Colts: Does Alex Smith make sense as a backup for Carson Wentz?

PITTSBURGH, PA - DECEMBER 08: Alex Smith #11 of the Washington Football Team (Photo by Justin K. Aller/Getty Images)
PITTSBURGH, PA - DECEMBER 08: Alex Smith #11 of the Washington Football Team (Photo by Justin K. Aller/Getty Images) /

The Indianapolis Colts might not be done making additions to their quarterback room after trading for Carson Wentz.

With Jacoby Brissett a free agent and fourth-round pick Jacob Eason still a bit of a question mark, Indianapolis could conceivably pounce on former Washington Football Team quarterback Alex Smith.

Smith, who finally made his return to the NFL after his devastating leg injury in 2018, helped lead Ron Rivera to a division title in his first season in DC.

While Smith threw just six touchdowns and was intercepted eight times, he completed 66.7% of his passes, and Washington went 5-1 in games that he started.

With the allure of either drafting a quarterback at pick No. 19 or adding a veteran in this chaotic offseason too enticing to pass up, Washington is expected to part ways with the AP Comeback Player of the Year, which will save them a ton of cap space as Rivera looks to add another franchise quarterback.

Smith seems like an ideal veteran to come in and back up Wentz given his accuracy and respect around the league, but adding him might not be the best course of action.

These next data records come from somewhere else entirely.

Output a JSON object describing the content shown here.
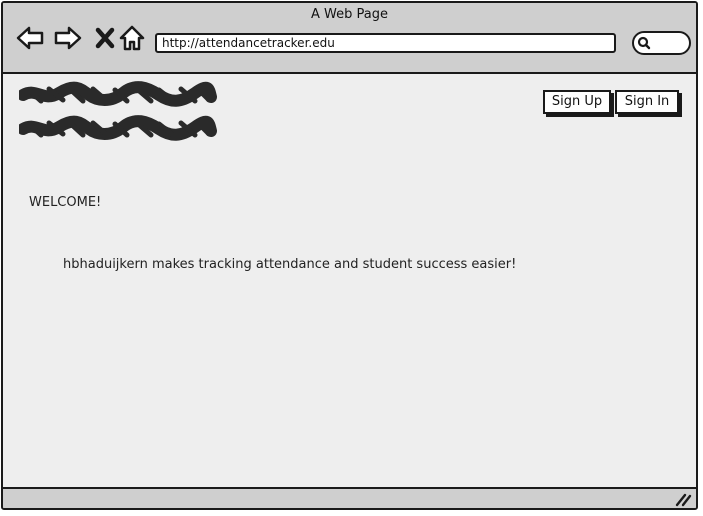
{
  "window": {
    "title": "A Web Page"
  },
  "toolbar": {
    "icons": [
      "back-arrow-icon",
      "forward-arrow-icon",
      "close-x-icon",
      "home-icon",
      "search-icon"
    ],
    "url": "http://attendancetracker.edu"
  },
  "header": {
    "logo": "scribble-logo-placeholder",
    "signup_label": "Sign Up",
    "signin_label": "Sign In"
  },
  "main": {
    "welcome": "WELCOME!",
    "tagline": "hbhaduijkern makes tracking attendance and student success easier!"
  },
  "colors": {
    "chrome": "#cfcfcf",
    "page_background": "#eeeeee",
    "ink": "#1a1a1a"
  }
}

The Colts should pick Jacob Eason over Alex Smith

Every time Smith drops back in the pocket, he’s putting himself in mortal danger given his leg injury. While Frank Reich has proven he can win games with an aging, immobile quarterback like Philip Rivers, the future Hall of Famer was much more effective throwing down the field last year than what is left of Smith.

The Colts invested a fourth-round pick in Eason, who could’ve gone in the first round based purely on his size and remarkable arm talent. While incredibly raw, a year under Rivers and Reich as the third-stringer should be enough to convince the coaching staff that he’s ready to take over QB2 duties, all the while being much more cost-effective than Smith.

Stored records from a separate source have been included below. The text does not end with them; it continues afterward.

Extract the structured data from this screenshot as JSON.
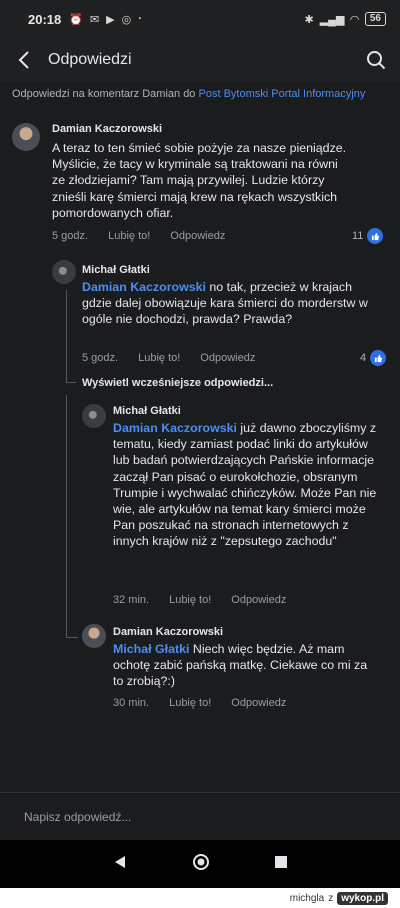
{
  "status_bar": {
    "time": "20:18",
    "battery": "56"
  },
  "header": {
    "title": "Odpowiedzi"
  },
  "context": {
    "prefix": "Odpowiedzi na komentarz Damian do",
    "post_link": "Post Bytomski Portal Informacyjny"
  },
  "comments": [
    {
      "author": "Damian Kaczorowski",
      "mention": "",
      "text": "A teraz to ten śmieć sobie pożyje za nasze pieniądze. Myślicie, że tacy w kryminale są traktowani na równi ze złodziejami? Tam mają przywilej. Ludzie którzy znieśli karę śmierci mają krew na rękach wszystkich pomordowanych ofiar.",
      "time": "5 godz.",
      "like": "Lubię to!",
      "reply": "Odpowiedz",
      "likes": "11"
    },
    {
      "author": "Michał Głatki",
      "mention": "Damian Kaczorowski",
      "text": "no tak, przecież w krajach gdzie dalej obowiązuje kara śmierci do morderstw w ogóle nie dochodzi, prawda? Prawda?",
      "time": "5 godz.",
      "like": "Lubię to!",
      "reply": "Odpowiedz",
      "likes": "4"
    },
    {
      "author": "Michał Głatki",
      "mention": "Damian Kaczorowski",
      "text": "już dawno zboczyliśmy z tematu, kiedy zamiast podać linki do artykułów lub badań potwierdzających Pańskie informacje zaczął Pan pisać o eurokołchozie, obsranym Trumpie i wychwalać chińczyków. Może Pan nie wie, ale artykułów na temat kary śmierci może Pan poszukać na stronach internetowych z innych krajów niż z \"zepsutego zachodu\"",
      "time": "32 min.",
      "like": "Lubię to!",
      "reply": "Odpowiedz",
      "likes": ""
    },
    {
      "author": "Damian Kaczorowski",
      "mention": "Michał Głatki",
      "text": "Niech więc będzie. Aż mam ochotę zabić pańską matkę. Ciekawe co mi za to zrobią?:)",
      "time": "30 min.",
      "like": "Lubię to!",
      "reply": "Odpowiedz",
      "likes": ""
    }
  ],
  "view_earlier": "Wyświetl wcześniejsze odpowiedzi...",
  "composer": {
    "placeholder": "Napisz odpowiedź..."
  },
  "footer": {
    "user": "michgla",
    "sep": "z",
    "site": "wykop.pl"
  },
  "colors": {
    "background": "#1b1c1e",
    "link": "#4a8ff0",
    "like_badge": "#2e6fe3"
  },
  "icons": [
    "back-arrow-icon",
    "search-icon",
    "like-icon",
    "nav-back-icon",
    "nav-home-icon",
    "nav-recents-icon"
  ]
}
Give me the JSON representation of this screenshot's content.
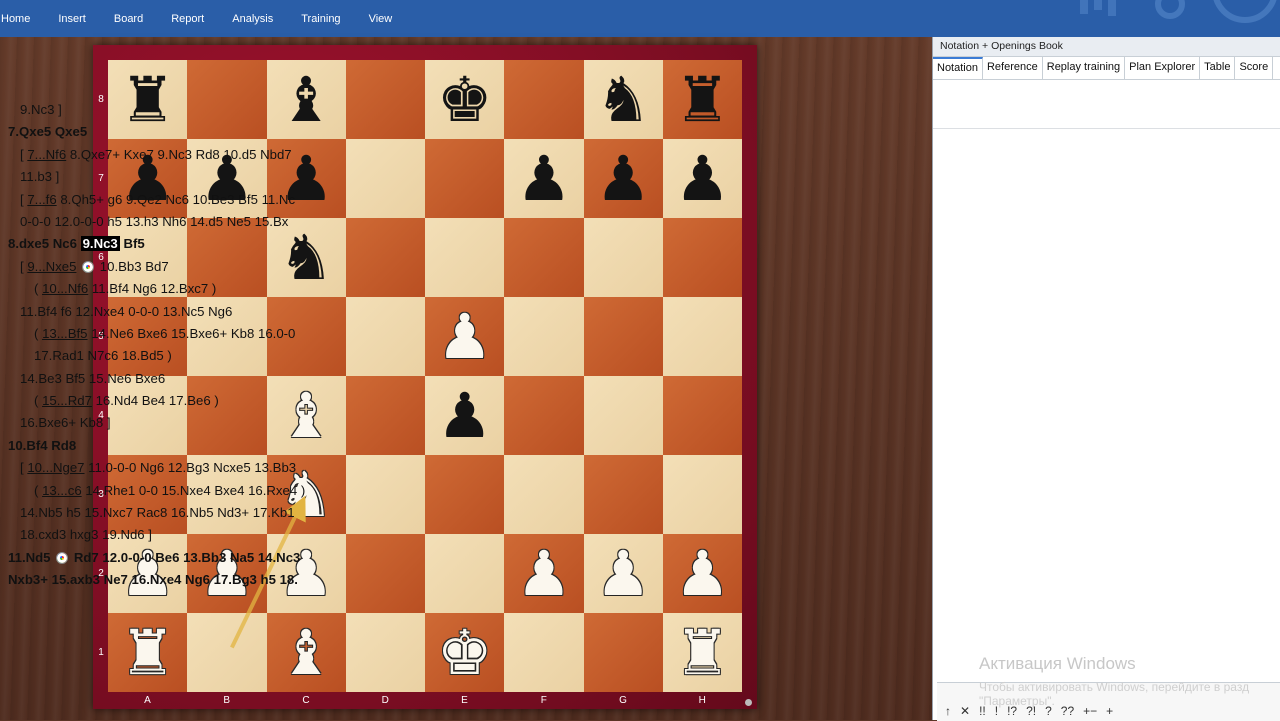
{
  "menu": [
    "Home",
    "Insert",
    "Board",
    "Report",
    "Analysis",
    "Training",
    "View"
  ],
  "board": {
    "ranks": [
      "8",
      "7",
      "6",
      "5",
      "4",
      "3",
      "2",
      "1"
    ],
    "files": [
      "A",
      "B",
      "C",
      "D",
      "E",
      "F",
      "G",
      "H"
    ],
    "rows": [
      [
        "bR",
        "",
        "bB",
        "",
        "bK",
        "",
        "bN",
        "bR"
      ],
      [
        "bP",
        "bP",
        "bP",
        "",
        "",
        "bP",
        "bP",
        "bP"
      ],
      [
        "",
        "",
        "bN",
        "",
        "",
        "",
        "",
        ""
      ],
      [
        "",
        "",
        "",
        "",
        "wP",
        "",
        "",
        ""
      ],
      [
        "",
        "",
        "wB",
        "",
        "bP",
        "",
        "",
        ""
      ],
      [
        "",
        "",
        "wN",
        "",
        "",
        "",
        "",
        ""
      ],
      [
        "wP",
        "wP",
        "wP",
        "",
        "",
        "wP",
        "wP",
        "wP"
      ],
      [
        "wR",
        "",
        "wB",
        "",
        "wK",
        "",
        "",
        "wR"
      ]
    ],
    "arrow": {
      "from": "b1",
      "to": "c3",
      "color": "#e2b441"
    }
  },
  "panel": {
    "title": "Notation + Openings Book",
    "tabs": [
      "Notation",
      "Reference",
      "Replay training",
      "Plan Explorer",
      "Table",
      "Score"
    ],
    "active_tab": "Notation"
  },
  "notation": {
    "l1": "9.Nc3 ]",
    "l2": "7.Qxe5  Qxe5",
    "l3a": "[ ",
    "l3b": "7...Nf6",
    "l3c": "  8.Qxe7+  Kxe7  9.Nc3  Rd8  10.d5  Nbd7",
    "l4": "11.b3 ]",
    "l5a": "[ ",
    "l5b": "7...f6",
    "l5c": "  8.Qh5+  g6  9.Qe2  Nc6  10.Be3  Bf5  11.Nc",
    "l6": "0-0-0  12.0-0-0  h5  13.h3  Nh6  14.d5  Ne5  15.Bx",
    "l7a": "8.dxe5  Nc6  ",
    "l7b": "9.Nc3",
    "l7c": "  Bf5",
    "l8a": "[ ",
    "l8b": "9...Nxe5",
    "l8c": "  10.Bb3  Bd7",
    "l9a": "( ",
    "l9b": "10...Nf6",
    "l9c": "  11.Bf4  Ng6  12.Bxc7 )",
    "l10": "11.Bf4  f6  12.Nxe4  0-0-0  13.Nc5  Ng6",
    "l11a": "( ",
    "l11b": "13...Bf5",
    "l11c": "  14.Ne6  Bxe6  15.Bxe6+  Kb8  16.0-0  ",
    "l12": "17.Rad1  N7c6  18.Bd5 )",
    "l13": "14.Be3  Bf5  15.Ne6  Bxe6",
    "l14a": "( ",
    "l14b": "15...Rd7",
    "l14c": "  16.Nd4  Be4  17.Be6 )",
    "l15": "16.Bxe6+  Kb8 ]",
    "l16": "10.Bf4  Rd8",
    "l17a": "[ ",
    "l17b": "10...Nge7",
    "l17c": "  11.0-0-0  Ng6  12.Bg3  Ncxe5  13.Bb3",
    "l18a": "( ",
    "l18b": "13...c6",
    "l18c": "  14.Rhe1  0-0  15.Nxe4  Bxe4  16.Rxe4 )",
    "l19": "14.Nb5  h5  15.Nxc7  Rac8  16.Nb5  Nd3+  17.Kb1",
    "l20": "18.cxd3  hxg3  19.Nd6 ]",
    "l21a": "11.Nd5 ",
    "l21b": " Rd7  12.0-0-0  Be6  13.Bb3  Na5  14.Nc3",
    "l22": "Nxb3+  15.axb3  Ne7  16.Nxe4  Ng6  17.Bg3  h5  18."
  },
  "watermark": {
    "title": "Активация Windows",
    "subtitle": "Чтобы активировать Windows, перейдите в разд",
    "subtitle2": "\"Параметры\"."
  },
  "symbols": [
    "↑",
    "✕",
    "!!",
    "!",
    "!?",
    "?!",
    "?",
    "??",
    "+−",
    "+"
  ]
}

Assuming the nightmare becomes reality and Wentz gets injured, who would Reich have more confidence in? A promising youngster who could throw the ball through aluminum siding, or a soon-to-be 37-year-old that is limited from one of the most horrific injuries we’ve seen on an NFL field?

Smith might be the easiest guy in the league to root for, and there is no question that if he didn’t replace Haskins, Washington likely doesn’t win the division. However, his limited arm strength is waning and his health risks are too great. Practically, Smith doesn’t fit on this roster.